Even a debt capital markets banker with no idea how blockchains work should be able to grasp the implications of such a feature. Imagine a bond where the coupon adjusts instantaneously in response to a credit rating upgrade or downgrade, a shift in a company’s leverage ratio, a sustainability metric or even a weather forecast.
But while there is clearly something cool about these possibilities, they are also somewhat mind-boggling.
A reassuring thing about a fixed coupon is that, assuming the issuer remains in a position to meet its obligations, a bondholder knows in advance exactly what a bond will return. Why introduce more uncertainty?
And yet, long before the advent of programmable securities, there were already notes with step-ups, step-downs, waterfalls, cash sweeps, payment-in-kind toggles and other whizzy bits and bobs triggered by specific events. There is an appetite for this kind of innovation in some corners of the market.
At the very least, automated bonds will call into question the role of trustee and administration service providers, calculation agents, paying agents and so on who typically handle the mechanics. Eventually, this may extend to bookrunners, too.
'Crunchy' capital markets
If this all sounds a bit overwhelming, DCM professionals can take solace in the fact that they are working in a field that has historically been resistant to change. As some tech promoters frustratedly point out, the way bonds are sold has changed very little since the invention of email.
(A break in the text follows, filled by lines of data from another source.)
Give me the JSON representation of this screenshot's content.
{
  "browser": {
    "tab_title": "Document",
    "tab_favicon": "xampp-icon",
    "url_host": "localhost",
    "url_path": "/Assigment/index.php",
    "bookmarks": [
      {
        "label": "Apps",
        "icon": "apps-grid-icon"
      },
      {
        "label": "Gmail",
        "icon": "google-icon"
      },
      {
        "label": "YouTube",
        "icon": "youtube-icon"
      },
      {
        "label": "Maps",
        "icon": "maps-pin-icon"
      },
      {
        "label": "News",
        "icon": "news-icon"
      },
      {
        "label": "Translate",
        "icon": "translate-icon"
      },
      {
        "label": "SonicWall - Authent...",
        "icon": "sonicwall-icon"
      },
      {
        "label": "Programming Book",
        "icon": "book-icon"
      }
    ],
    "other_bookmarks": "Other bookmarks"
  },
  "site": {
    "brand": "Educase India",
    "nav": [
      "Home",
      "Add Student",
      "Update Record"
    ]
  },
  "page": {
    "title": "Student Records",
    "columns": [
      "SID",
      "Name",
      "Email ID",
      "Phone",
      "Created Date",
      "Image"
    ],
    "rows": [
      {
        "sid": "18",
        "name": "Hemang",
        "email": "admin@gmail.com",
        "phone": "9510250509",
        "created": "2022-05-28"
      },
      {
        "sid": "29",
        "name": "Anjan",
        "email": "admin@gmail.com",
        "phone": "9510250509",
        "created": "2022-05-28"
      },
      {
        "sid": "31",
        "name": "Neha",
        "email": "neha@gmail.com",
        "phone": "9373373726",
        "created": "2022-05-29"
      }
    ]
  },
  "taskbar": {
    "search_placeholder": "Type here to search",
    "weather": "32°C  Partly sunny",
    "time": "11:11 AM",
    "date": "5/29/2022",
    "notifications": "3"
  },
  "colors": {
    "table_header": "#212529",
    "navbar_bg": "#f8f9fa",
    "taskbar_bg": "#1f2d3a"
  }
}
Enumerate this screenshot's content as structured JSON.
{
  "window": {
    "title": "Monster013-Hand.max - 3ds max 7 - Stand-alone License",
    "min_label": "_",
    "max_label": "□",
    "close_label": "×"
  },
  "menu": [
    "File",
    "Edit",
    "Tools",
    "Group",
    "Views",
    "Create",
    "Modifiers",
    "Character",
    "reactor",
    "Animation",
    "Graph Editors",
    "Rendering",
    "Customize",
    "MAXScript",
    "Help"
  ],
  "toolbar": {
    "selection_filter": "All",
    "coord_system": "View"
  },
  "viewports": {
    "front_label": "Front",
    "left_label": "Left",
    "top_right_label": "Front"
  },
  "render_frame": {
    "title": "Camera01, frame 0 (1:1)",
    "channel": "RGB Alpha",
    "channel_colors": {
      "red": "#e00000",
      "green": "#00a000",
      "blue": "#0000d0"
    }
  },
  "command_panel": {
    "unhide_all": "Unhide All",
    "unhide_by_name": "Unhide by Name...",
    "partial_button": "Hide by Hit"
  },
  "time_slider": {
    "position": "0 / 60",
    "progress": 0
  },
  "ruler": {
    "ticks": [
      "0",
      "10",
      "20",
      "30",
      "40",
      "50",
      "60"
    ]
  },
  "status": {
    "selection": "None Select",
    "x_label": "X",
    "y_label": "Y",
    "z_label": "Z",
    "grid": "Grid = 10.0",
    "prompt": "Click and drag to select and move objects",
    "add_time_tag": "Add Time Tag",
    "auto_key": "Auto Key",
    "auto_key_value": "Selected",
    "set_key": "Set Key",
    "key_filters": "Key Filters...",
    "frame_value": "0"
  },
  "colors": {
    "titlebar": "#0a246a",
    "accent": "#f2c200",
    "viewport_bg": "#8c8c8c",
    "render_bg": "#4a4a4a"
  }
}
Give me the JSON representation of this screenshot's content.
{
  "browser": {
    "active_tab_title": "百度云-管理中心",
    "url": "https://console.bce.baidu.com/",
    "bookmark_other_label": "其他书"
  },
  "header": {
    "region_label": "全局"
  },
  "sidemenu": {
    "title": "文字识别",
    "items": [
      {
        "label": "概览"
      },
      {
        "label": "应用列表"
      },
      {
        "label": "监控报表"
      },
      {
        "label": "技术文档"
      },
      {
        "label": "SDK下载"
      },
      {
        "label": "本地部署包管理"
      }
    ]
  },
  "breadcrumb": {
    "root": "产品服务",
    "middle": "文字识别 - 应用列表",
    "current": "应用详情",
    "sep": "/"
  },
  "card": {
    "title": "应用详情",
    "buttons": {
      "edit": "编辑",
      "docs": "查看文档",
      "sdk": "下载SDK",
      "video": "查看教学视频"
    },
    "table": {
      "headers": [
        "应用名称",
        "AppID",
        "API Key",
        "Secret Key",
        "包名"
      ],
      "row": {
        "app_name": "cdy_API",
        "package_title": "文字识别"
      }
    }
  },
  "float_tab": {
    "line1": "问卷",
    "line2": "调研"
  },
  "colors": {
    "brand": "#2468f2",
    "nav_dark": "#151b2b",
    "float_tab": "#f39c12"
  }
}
Raja Palaniappan, co-founder and CEO of the fintech firm Origin Markets, has put it down to the “crunchy” nature of capital markets.
In the first instance, this can be explained with reference to the kind of regulatory friction that is still holding back the sustainability-linked bond market in certain areas of bank capital. But even when a new kind of security is given the green light, it needs to gain broader acceptance in the market, especially among the investors who will be expected to buy it, which is no cake walk.
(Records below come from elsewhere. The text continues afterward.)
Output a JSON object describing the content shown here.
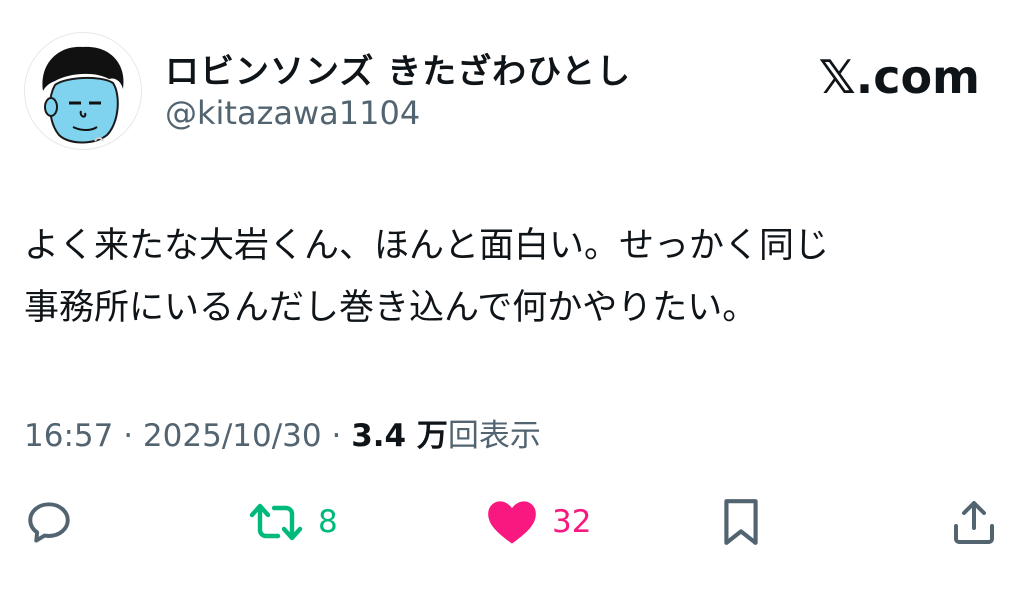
{
  "author": {
    "display_name": "ロビンソンズ きたざわひとし",
    "handle": "@kitazawa1104",
    "avatar_icon": "cartoon-face-avatar"
  },
  "brand": "𝕏.com",
  "tweet": {
    "lines": [
      "よく来たな大岩くん、ほんと面白い。せっかく同じ",
      "事務所にいるんだし巻き込んで何かやりたい。"
    ]
  },
  "meta": {
    "time": "16:57",
    "separator": "·",
    "date": "2025/10/30",
    "views_count": "3.4 万",
    "views_label": "回表示"
  },
  "actions": {
    "reply_icon": "reply-icon",
    "retweet_icon": "retweet-icon",
    "retweet_count": "8",
    "like_icon": "heart-icon",
    "like_count": "32",
    "bookmark_icon": "bookmark-icon",
    "share_icon": "share-icon",
    "retweet_color": "#00ba7c",
    "like_color": "#f91880",
    "text_color": "#0f1419",
    "secondary_color": "#536471"
  }
}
So bonds that pay their coupons on a second-by-second basis are probably still a way off.
Nevertheless, the banks, always looking for a competitive advantage, are working hard to find one, knowing that when the brave new world finally appears, it will pay to have brought your own map. Better yet, they could help to shape the landscape as it emerges.
That’s why banks like Santander and NatWest are performing experiments with emerging technologies like Fnality International’s distributed ledger payment system.
Santander has been toying with blockchain since 2016, when it hired cryptocurrency expert John Whelan to run its blockchain lab from Madrid. The Spanish firm has been involved in many digital capital markets milestones. NatWest created a new digital capital markets team this year and put head of flow credit, Chris Agathangelou, in charge of it.
But sources in the world of fintech say that banks' innovation teams are not all created equal, suggesting that some may be window dressing.
In this respect, technological innovation has a lot in common with sustainability. In both cases, industry sources say that whether bankers treat the issue seriously or purely as a marketing ploy depends on the attitude of the leadership at the top of the firm.
Perhaps it is therefore telling that Ana Botín, the executive chair of Santander, wrote a personal message on LinkedIn after last week's test of the Fnality system, affirming that distributed ledger technology was “indeed interesting”.
“[L]ots of people have been thinking about how it could be used to make finance more ‘efficient’, faster, cheaper and involving fewer intermediaries. Particularly here at Santander,” she wrote. “It should not be surprising that we were also the first to conduct an end-to-end bond issuance on a public blockchain two years ago.”
As in innovation, so in ESG: leaders can't expect the rank and file to do all the heavy lifting spontaneously, but should take an active interest.